En quoi consistent les programmes d’intelligence artificielle appliqués aux parfums ?
Il s’agit de super-algorithmes créés par nos ingénieurs, capables de calculs complexes à partir de bases de données : matières premières, formules, informations chiffrées provenant des consommateurs… Ces outils peuvent être intéressants car ils dépassent les aptitudes du cerveau humain, à la fois en matière de quantité de données traitées et de complexité d’analyse.
Que peuvent-ils apporter au travail des parfumeurs ?
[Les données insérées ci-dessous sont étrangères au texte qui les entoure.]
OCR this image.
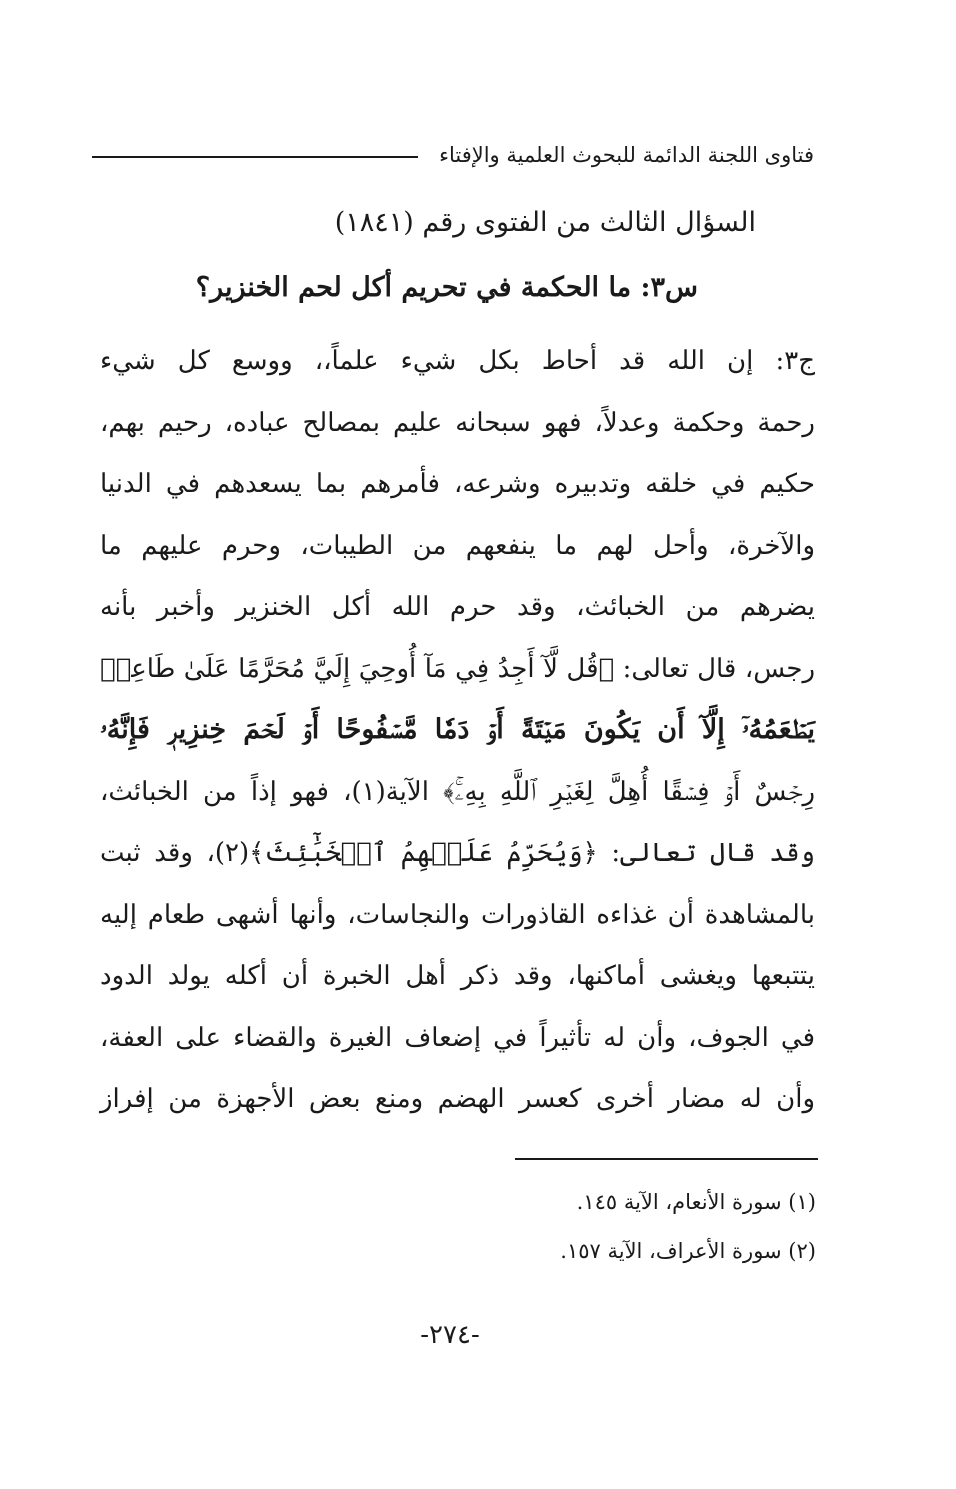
فتاوى اللجنة الدائمة للبحوث العلمية والإفتاء
السؤال الثالث من الفتوى رقم (١٨٤١)
س٣: ما الحكمة في تحريم أكل لحم الخنزير؟
ج٣: إن الله قد أحاط بكل شيء علماً،، ووسع كل شيء
رحمة وحكمة وعدلاً، فهو سبحانه عليم بمصالح عباده، رحيم بهم،
حكيم في خلقه وتدبيره وشرعه، فأمرهم بما يسعدهم في الدنيا
والآخرة، وأحل لهم ما ينفعهم من الطيبات، وحرم عليهم ما
يضرهم من الخبائث، وقد حرم الله أكل الخنزير وأخبر بأنه
رجس، قال تعالى: ﴿قُل لَّآ أَجِدُ فِي مَآ أُوحِيَ إِلَيَّ مُحَرَّمًا عَلَىٰ طَاعِمٖ
يَطۡعَمُهُۥٓ إِلَّآ أَن يَكُونَ مَيۡتَةً أَوۡ دَمٗا مَّسۡفُوحًا أَوۡ لَحۡمَ خِنزِيرٖ فَإِنَّهُۥ
رِجۡسٌ أَوۡ فِسۡقًا أُهِلَّ لِغَيۡرِ ٱللَّهِ بِهِۦۚ﴾ الآية(١)، فهو إذاً من الخبائث،
وقد قال تعالى: ﴿وَيُحَرِّمُ عَلَيۡهِمُ ٱلۡخَبَٰٓئِثَ﴾(٢)، وقد ثبت
بالمشاهدة أن غذاءه القاذورات والنجاسات، وأنها أشهى طعام إليه
يتتبعها ويغشى أماكنها، وقد ذكر أهل الخبرة أن أكله يولد الدود
في الجوف، وأن له تأثيراً في إضعاف الغيرة والقضاء على العفة،
وأن له مضار أخرى كعسر الهضم ومنع بعض الأجهزة من إفراز
(١) سورة الأنعام، الآية ١٤٥.
(٢) سورة الأعراف، الآية ١٥٧.
-٢٧٤-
Chez IFF, nous utilisons l’intelligence artificielle depuis 2006, et je dois dire que cela peut donner des résultats stupéfiants. J’ai par exemple soumis à notre programme une création qui avait été testée auprès de consommateurs. L’idée était d’améliorer ses performances auprès du panel sur certains attributs. J’ai suivi à la lettre les indications du programme, et la version retouchée a effectivement obtenu de meilleurs résultats que la version originale dans la perception des attributs visés. Le plus étonnant, c’est que les recommandations étaient très différentes de ce que j’aurais décidé moi-même, a priori. L’intérêt de l’intelligence artificielle, c’est notamment de proposer un autre point de vue et d’engendrer l’utilisation d’ingrédients nouveaux.
Avec le développement de ces programmes, aura-t-on encore besoin de parfumeurs ?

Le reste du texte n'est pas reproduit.